Sie erweckt den Anschein, ein gallisches Dorf geworden zu sein, kämpft allerdings nicht erfolgreich gegen die Römer, sondern gegen die Teuerung. Die Rede ist von der Schweiz. Während in den meisten Industrieländern die Inflation weiter hoch bleibt und weit über den Zielwerten der jeweiligen Nationalbank liegt, ist es in der Schweiz anders. Die Inflation ist dort im Juni auf 1,7 Prozent gesunken, nach 2,2 Prozent im Mai, wie das eidgenössische Bundesamt für Statistik am Montag bekanntgab.

Zum Vergleich: In Österreich lag die Inflation im Juni bei acht Prozent, in der Eurozone bei 5,5 Prozent.
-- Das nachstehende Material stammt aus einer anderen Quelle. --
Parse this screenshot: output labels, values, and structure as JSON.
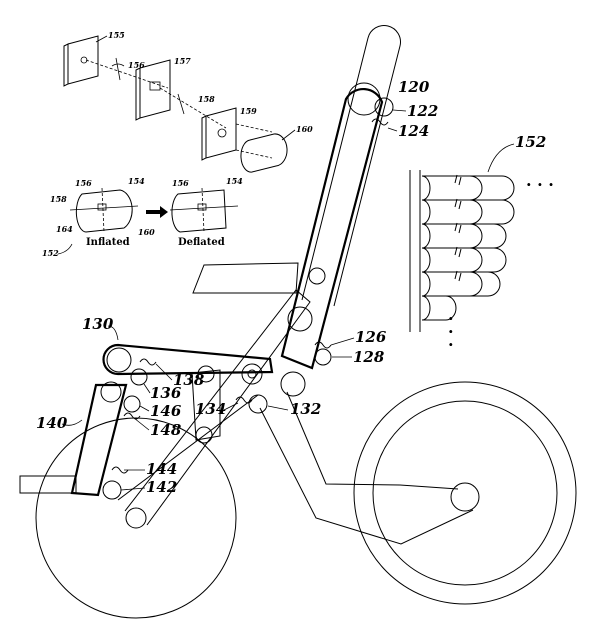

Die Schweizerische Nationalbank peilt eine jährliche Teuerungsrate von null bis unter zwei Prozent an. Und auch wenn sie übers Jahr gerechnet dieses Ziel knapp verfehlen dürfte, wird die Abweichung überschaubar sein. Wie macht das die Schweiz? Aus Gesprächen mit Expertinnen und Experten sowie den Einschätzungen der eidgenössischen Zentralbank lassen sich fünf Gründe herauskristallisieren.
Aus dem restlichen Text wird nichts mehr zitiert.